THE CORAL – Coral Island

(Modern Sky UK / Run On 2021)

Pour qui suivait de près The Coral l’an dernier, il était évident que quelque chose se tramait. Au plus fort du confinement, le groupe avait publié un live et une compilation de faces B attendue de longue date, tandis que James Skelly, depuis son canapé, reprenait à la guitare acoustique quelques classiques de son catalogue. Comme si nos liverpuldiens favoris, après maintes turbulences, dressaient le bilan de près de 20 ans de carrière.

Quelques mois plus tard, une mystérieuse annonce paraissait dans un journal local de Liverpool : “WELCOME TO CORAL ISLAND – Opens 7 PM January 28th”. Puis les habitants de la ville ont retrouvé, ici et là, des stickers annonçant l’ouverture prochaine de cette fameuse Coral Island… Avec ces messages sibyllins et les photos de fête foraine fantôme qu’il a ensuite postées sur les réseaux sociaux, le groupe lançait un jeu de piste à l’image de son album à venir : ludique, nimbé de mystère, profondément ancré dans sa cité portuaire d’origine et brouillant constamment la frontière entre le réel et la fiction.

Tous les ingrédients, en somme, pour une grande oeuvre psychédélique et barrée comme The Coral n’en avaient plus conçu depuis Nightfreak and the Sons of Becker (qui, pour mémoire, avait pour trame scénaristique la vie horrifique des fils illégitimes de Boris Becker).
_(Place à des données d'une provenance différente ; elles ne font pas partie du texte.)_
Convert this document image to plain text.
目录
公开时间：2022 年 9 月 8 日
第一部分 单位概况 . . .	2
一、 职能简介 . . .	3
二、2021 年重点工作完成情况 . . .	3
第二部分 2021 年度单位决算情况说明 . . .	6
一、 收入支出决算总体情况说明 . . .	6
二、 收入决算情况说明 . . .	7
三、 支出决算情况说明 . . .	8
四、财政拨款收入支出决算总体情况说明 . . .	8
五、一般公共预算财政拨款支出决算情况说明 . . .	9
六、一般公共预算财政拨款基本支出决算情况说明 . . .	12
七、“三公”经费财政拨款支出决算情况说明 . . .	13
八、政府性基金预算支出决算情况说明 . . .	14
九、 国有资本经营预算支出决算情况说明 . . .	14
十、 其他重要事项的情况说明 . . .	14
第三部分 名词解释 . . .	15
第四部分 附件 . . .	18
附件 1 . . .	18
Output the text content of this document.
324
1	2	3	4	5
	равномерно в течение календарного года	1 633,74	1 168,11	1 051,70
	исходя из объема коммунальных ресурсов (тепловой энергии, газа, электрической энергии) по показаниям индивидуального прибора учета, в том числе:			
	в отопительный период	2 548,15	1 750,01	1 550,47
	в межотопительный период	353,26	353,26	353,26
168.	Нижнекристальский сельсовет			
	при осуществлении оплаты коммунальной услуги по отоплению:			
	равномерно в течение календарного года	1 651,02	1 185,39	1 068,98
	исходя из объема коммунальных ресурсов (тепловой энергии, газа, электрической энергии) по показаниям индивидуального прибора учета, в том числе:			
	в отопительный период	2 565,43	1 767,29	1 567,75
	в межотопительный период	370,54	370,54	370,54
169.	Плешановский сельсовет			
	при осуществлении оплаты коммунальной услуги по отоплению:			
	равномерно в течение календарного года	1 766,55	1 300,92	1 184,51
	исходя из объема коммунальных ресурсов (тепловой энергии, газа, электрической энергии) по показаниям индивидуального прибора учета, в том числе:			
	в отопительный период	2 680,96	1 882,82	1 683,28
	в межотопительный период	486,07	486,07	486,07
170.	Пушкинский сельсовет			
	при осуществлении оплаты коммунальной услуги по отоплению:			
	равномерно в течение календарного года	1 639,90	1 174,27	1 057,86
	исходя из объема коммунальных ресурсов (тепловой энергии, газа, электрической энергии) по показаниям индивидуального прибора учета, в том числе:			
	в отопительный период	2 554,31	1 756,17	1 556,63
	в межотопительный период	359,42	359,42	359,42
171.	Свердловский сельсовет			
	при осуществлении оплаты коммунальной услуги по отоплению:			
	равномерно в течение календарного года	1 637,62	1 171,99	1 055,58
A l’époque, le NME mettait le groupe en couverture, le surnommait “the So Stoned Crew” et titrait que “tout le monde voulait en être”. Mais 15 ans plus tard, The Coral ne sont plus tout à fait cette bande de joyeux branleurs qui passaient leurs journées à regarder des films de série Z en VHS sous acide et consacraient ensuite leurs week-ends aux tournages de courts-métrages délirants. Ils sont aujourd’hui des quarantenaires dont la carrière a connu quelques hauts et beaucoup de bas (le départ de Bill Ryder-Jones ou le break de 6 ans entre Butterfly House et Distance Inbetween notamment, tout deux causés par des épisodes dépressifs). Leurs albums récents misaient davantage sur une forme d’orfèvrerie classique et sage que sur l’énergie débridée et déjantée de leurs débuts, à tel point que le dernier d’entre eux avait déçu quelques fans de la première heure avec ses contours soft-rock et ses sons de synthétiseur baveux. Qu’allait-il en être de ce Coral Island ?

Dès la première écoute du disque (qu’après des mois de teasing obscène, on a ouvert en arrachant le cello goulûment), on remarque que The Coral, en replaçant la mélodie au centre des débats, renoue avec le classicisme qui fait partie de son ADN depuis ses débuts. Depuis toujours, c’est le point fort de Skelly et sa bande, ce qui les distingue de la concurrence et les place bien au dessus de la mêlée. Mais cette fois-ci, ils ont en plus décidé de jouer la carte de l’album-concept, auquel la voix du grand-père des frères Skelly, Ian Murray, donne un fil conducteur. Tout au long des deux disques, l’aïeul présente la Coral Island, son ambiance de fête foraine et les bars louches dans lesquels officie un groupe fantôme, avatar de The Coral.

L’album, clairement conçu pour être écouté en vinyle, contient deux parties distinctes. La première, “Welcome To Coral Island”, est un disque de pop anglaise de tradition. Direct, efficace, sans aspérité mais absolument remarquable. Les mélodies respirent, s’enchaînent sans effort. Cette immédiateté, recherchée par le groupe, est censée faire allusion à celle des chansons de jukebox et à l’insouciance des fêtes foraines en été, quand l’île déborde d’activité.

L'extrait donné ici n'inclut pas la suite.